# WTB: $1100 for Racycle, Iver, or Pierce Suspension Fork



## carlitos60 (Mar 4, 2015)

Still!! Looking!! 

I'm Offering Up To: $1100+- for Racycle, Iver, or Pierce Suspension Fork!!
It Would Depend on Which Fork and Condition!!












PMs Please!!!

Thanks!


----------



## apple krate (Mar 4, 2015)

I have one for sale. Im not sure if its the year you are looking for though. message me


----------



## carlitos60 (Mar 4, 2015)

apple krate said:


> I have one for sale. Im not sure if its the year you are looking for though. message me




Become a Member or email Me Pics:  c-martin-2@hotmail.com


----------



## Wheeled Relics (Mar 4, 2015)

There was one on eBay a while back for $1500.


----------



## apple krate (Mar 4, 2015)

i emailed you


----------



## Freqman1 (Mar 4, 2015)

apple krate said:


> i emailed you




Scam alert--this is Kratekid63. If you send any money to this person you will lose it. V/r Shawn


----------



## Wheeled Relics (Mar 4, 2015)

Honesty, can't buy it, and you can't pay for it. Mysterious honesty, where do you come from?


----------



## carlitos60 (Mar 5, 2015)

Freqman1 said:


> Scam alert--this is Kratekid63. If you send any money to this person you will lose it.
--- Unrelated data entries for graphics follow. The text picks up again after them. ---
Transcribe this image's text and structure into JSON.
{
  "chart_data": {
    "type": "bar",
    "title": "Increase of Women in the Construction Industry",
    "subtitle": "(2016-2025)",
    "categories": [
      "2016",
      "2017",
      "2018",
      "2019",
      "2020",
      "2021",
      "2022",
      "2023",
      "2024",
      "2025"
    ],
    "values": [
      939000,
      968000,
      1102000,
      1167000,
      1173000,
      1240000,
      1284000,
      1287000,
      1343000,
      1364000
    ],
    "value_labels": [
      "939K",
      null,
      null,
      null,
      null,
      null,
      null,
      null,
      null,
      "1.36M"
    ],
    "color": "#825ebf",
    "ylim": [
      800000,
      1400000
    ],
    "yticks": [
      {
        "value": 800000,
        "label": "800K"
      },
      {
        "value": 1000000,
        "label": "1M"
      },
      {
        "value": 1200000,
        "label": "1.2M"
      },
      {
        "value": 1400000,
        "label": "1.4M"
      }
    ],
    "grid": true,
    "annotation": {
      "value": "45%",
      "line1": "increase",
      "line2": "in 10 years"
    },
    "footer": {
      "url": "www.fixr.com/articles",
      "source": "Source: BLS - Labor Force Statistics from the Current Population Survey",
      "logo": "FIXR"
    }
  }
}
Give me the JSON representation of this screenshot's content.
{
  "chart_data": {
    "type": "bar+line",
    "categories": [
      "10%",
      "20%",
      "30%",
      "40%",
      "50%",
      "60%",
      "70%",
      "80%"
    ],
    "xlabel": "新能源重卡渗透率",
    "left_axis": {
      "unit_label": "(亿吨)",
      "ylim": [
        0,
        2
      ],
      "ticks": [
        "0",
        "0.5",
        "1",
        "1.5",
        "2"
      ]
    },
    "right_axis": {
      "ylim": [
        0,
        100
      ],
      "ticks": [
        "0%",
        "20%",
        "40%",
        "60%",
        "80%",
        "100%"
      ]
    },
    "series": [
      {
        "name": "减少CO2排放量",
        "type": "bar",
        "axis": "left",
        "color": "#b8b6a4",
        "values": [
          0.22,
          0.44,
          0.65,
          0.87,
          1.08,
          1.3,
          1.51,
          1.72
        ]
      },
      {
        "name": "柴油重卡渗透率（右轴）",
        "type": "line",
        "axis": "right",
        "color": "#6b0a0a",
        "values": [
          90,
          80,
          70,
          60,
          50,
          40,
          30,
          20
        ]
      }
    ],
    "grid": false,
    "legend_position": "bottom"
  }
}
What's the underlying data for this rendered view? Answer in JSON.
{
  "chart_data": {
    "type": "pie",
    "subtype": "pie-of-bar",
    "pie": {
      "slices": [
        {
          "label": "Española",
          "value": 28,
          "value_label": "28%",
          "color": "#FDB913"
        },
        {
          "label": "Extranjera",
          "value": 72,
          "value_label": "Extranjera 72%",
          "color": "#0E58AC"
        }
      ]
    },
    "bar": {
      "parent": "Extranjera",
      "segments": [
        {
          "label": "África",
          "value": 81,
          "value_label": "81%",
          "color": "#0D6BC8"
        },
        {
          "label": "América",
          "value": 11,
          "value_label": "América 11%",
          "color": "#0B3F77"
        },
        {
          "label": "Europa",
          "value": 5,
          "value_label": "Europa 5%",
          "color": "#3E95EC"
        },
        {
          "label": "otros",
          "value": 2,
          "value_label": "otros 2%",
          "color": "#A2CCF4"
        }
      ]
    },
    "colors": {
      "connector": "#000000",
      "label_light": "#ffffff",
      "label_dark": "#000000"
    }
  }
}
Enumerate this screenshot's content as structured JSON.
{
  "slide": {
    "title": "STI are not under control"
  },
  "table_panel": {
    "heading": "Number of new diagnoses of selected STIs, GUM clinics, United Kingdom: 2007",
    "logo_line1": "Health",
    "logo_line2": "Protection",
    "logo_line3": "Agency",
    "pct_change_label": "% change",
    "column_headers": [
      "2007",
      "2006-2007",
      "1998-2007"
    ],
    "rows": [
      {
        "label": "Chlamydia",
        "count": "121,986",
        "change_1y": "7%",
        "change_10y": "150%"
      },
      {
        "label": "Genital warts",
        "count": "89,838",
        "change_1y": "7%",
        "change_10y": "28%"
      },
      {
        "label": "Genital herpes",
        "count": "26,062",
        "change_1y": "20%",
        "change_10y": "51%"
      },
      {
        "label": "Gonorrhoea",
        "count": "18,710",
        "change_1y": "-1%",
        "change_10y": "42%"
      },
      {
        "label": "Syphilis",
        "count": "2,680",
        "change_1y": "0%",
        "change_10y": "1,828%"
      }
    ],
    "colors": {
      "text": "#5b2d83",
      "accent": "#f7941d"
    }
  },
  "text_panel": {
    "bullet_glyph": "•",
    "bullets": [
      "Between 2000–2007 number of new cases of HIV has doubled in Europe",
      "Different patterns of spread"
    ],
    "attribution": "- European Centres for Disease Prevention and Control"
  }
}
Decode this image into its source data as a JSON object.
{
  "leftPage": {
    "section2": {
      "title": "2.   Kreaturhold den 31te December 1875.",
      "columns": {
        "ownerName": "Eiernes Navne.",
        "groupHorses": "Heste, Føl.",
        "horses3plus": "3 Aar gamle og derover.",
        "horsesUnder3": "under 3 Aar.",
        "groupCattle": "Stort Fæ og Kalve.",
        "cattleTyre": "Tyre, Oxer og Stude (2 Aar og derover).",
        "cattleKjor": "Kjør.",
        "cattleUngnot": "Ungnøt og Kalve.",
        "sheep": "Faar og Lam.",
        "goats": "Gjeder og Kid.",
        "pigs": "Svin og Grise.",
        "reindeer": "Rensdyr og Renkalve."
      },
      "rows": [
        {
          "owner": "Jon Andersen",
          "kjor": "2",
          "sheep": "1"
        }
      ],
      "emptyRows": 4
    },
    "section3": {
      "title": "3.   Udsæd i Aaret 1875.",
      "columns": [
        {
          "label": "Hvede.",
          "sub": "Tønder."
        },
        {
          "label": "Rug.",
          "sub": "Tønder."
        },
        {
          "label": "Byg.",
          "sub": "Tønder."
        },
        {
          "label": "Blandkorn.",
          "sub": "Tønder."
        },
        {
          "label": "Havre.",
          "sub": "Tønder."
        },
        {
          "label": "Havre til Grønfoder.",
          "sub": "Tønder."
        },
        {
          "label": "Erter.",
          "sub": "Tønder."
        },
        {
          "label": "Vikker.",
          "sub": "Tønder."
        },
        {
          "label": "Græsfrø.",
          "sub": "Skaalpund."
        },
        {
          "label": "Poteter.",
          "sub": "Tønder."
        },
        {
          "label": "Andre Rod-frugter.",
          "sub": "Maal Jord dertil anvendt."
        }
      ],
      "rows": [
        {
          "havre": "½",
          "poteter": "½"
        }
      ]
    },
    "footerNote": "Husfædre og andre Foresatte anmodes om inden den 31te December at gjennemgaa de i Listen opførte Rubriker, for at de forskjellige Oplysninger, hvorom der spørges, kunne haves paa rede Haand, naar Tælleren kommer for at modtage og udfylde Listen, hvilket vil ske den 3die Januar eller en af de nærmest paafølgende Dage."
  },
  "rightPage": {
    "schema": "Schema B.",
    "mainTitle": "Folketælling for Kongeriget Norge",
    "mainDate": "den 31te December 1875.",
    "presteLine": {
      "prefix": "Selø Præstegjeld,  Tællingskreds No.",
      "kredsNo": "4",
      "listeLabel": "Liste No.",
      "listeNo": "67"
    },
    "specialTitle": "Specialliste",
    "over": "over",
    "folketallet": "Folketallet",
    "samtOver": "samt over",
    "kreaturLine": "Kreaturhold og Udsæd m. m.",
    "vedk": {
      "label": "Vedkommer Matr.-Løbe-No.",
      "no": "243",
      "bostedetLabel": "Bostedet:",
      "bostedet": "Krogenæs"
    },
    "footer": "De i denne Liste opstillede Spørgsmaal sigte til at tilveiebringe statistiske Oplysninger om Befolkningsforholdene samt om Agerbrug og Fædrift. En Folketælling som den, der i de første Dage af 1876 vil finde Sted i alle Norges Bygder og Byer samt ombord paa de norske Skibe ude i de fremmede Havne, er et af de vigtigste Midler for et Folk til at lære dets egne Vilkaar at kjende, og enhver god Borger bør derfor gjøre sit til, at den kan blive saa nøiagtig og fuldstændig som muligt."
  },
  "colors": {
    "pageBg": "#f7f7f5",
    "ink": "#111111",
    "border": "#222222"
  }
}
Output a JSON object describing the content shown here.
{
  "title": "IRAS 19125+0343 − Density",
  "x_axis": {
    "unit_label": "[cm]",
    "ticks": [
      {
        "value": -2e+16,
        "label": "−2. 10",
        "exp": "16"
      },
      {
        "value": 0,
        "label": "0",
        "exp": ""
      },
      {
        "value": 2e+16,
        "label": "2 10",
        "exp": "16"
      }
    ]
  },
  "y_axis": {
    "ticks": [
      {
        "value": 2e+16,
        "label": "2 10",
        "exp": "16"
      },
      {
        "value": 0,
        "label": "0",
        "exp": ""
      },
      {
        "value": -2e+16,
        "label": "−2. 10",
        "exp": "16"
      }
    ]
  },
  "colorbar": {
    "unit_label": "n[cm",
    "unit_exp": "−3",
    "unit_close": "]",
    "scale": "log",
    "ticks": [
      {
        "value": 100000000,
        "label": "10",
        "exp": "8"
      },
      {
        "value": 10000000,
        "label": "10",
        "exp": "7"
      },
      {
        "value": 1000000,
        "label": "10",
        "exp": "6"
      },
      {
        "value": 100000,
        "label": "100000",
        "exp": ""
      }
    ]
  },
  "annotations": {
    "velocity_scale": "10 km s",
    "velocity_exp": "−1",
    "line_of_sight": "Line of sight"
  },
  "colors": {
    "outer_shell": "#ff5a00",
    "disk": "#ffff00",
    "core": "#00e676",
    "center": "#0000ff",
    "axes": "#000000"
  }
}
V/r Shawn




Thanks for the Look Out, Shawn!!!!
He is a Scammer!!!

I'm Still Looking for the Forks!!!!

Thanks!


----------



## carlitos60 (Mar 13, 2015)

I'm Seriously Still Looking!!
Someone Has One of Those,,,,Please, Let It Go!!!

Trades Considered Also!!


----------



## carlitos60 (Mar 20, 2015)

*$1250 Paypal!!!*



carlitos60 said:


> I'm Seriously Still Looking!!
> Someone Has One of Those,,,,Please, Let It Go!!!
> 
> Trades Considered Also!!




$1250 Paypal!!!

Last Chance to Make Some Cash!!


----------



## carlitos60 (May 30, 2015)

carlitos60 said:


> I'm Seriously Still Looking!!
> Someone Has One of Those,,,,Please, Let It Go!!!
> 
> Trades Considered Also!!




Help Out!!!!


----------



## omwmike (Jun 3, 2015)

I thought Mike Cates had one for sale?


----------



## Wheeled Relics (Jun 3, 2015)

I found johnnybentwrenche's new online hang out : 

http://www.ebay.com/itm/Antique-Rac...Wood-Wheel-Bike-prewar-bike-TOC-/191593914823


----------



## carlitos60 (Jun 3, 2015)

omwmike said:


> I thought Mike Cates had one for sale?




I Offered $850 for the Pierce Fork, But No Luck!!!
I Really Want the Iver Johnson 4 Legs Model Like the One LowLux Has, and Don't Want to Let Go for $1250!!


----------



## Freqman1 (Jun 3, 2015)

Thats a chunk of change but if you want to have a killer Iver where ya gonna find another? V/r Shawn


----------



## carlitos60 (Jun 6, 2015)

Freqman1 said:


> Thats a chunk of change but if you want to have a killer Iver where ya gonna find another? V/r Shawn




I'm "OUT"!!!
People are Just Hoarding Hoping for an Early Retirement SALE!!!
Or Just Plain Don't Want Me to Have One!!!
Same Crap with the Skylark Rack!!


----------